ANNE-MARIE CLAIS

«LE SECTEUR DU LUXE SAIT FAIRE ACTE DE CREATION EN S'ELOIGNANT DE L'IMITATION, TOUJOURS FORCEMENT DECEPTIVE…» Ancienne élève de l’École Normale Supérieure, Anne-Marie Clais, qui vit et travaille à Paris, a fondé BBA (Brand Behavior & Assets) en 1999, société dédiée à l'étude de l'identité des marques et à la traduction en un langage contemporain de leur patrimoine qu'on dit "immatériel". Décryptage des tendances «premium» avec celle dont les analyses et les études d’une finesse incomparable aimantent tous les stratèges du luxe.

La campagne présidentielle a-t-elle une influence sur les prises de décisions stratégiques dans l’univers du luxe ?
Non, en tout cas pour ce que nous observons à travers les domaines d’intervention qui sont ceux de BBA. Dans un secteur dont les enjeux sont aujourd’hui globalisés, ce sont davantage les perspectives économiques qui suscitent l’interrogation ou la réserve. On nous présente parfois l’élection à venir comme celle des «passions françaises», mais le champ stratégique est un terrain d’où la raison ne s’absente pas si souvent… Cela dit, dans un pays où l’engouement pour le débat démocratique est évident, cette échéance permet de remettre sous les projecteurs certains sujets auquel le secteur du luxe est naturellement attaché, comme la valeur du made in France ou encore les enjeux liés aux filières artisanales et au maintient des savoir-faire. Et puis, qu’on le veuille ou non, il y a cette conviction que, quelle que soit l’issue de l’élection présidentielle en France, le soleil continuera de se lever, et sans doute plus que jamais à l’Est.
Quelles sont les demandes les plus récurrentes depuis le début de l’année 2012 ?
Dans le champ des acquisitions, la fièvre de l’année dernière est retombée et le contexte semble inciter les investisseurs à la prudence. Par ailleurs, dans un secteur du luxe aujourd’hui très consolidé, les « cibles » de qualité sont aussi devenues plus rares. Depuis le début de l’année, nous constatons une hausse des demandes liées à des problématiques de développement. Développement géographique bien sûr, très orienté vers la zone Asie en général et toujours la Chine en particulier. Mais aussi développement appuyé sur des ressorts qu’on cherche originaux, alternatifs en ce sens qu’ils mettent à distance l’illusion des «recettes» ou l’abus du «benchmark». C’est une excellente chose. On s’éloigne de l’imitation, toujours forcément déceptive, pour chercher à forger son propre modèle de développement. Et en cette matière aussi, le secteur du luxe sait faire acte de création…

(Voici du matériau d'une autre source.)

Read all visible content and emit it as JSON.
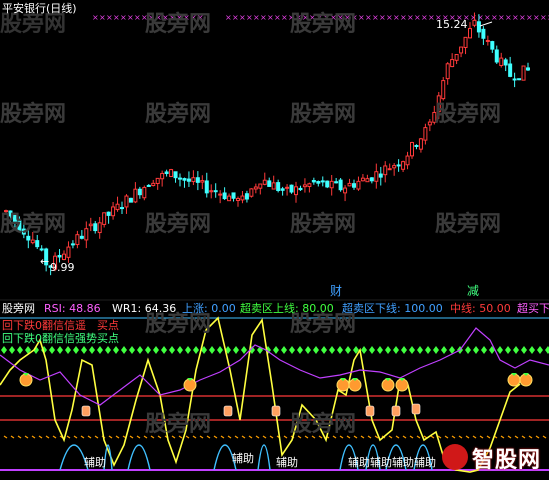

En quoi et comment internet et les réseaux sociaux pèsent-ils sur l’évolution de votre métier ?
Ils modifient profondément l’accès à l’information, au risque de limiter le « recul » ou la capacité d’analyse. Dans nos métiers, ils sont surtout une source qui rend immédiatement accessible une quantité incroyable de données. Cela constitue à la fois un gain de temps et sa rançon : dans l’univers digital où règne souvent le faux-semblant, une certaine vigilance est de rigueur. Vérifier bien sûr, mais aussi parfois attendre. La stratégie est plutôt affaire de temps long, dans le secteur du luxe sans doute plus qu’ailleurs. Un actif est bien plus qu’un best-seller le temps d’une saison, il dure. D’une certaine façon, le digital a créé une espèce de collision entre temps court et temps long, mais le premier ne doit pas faire oublier le second.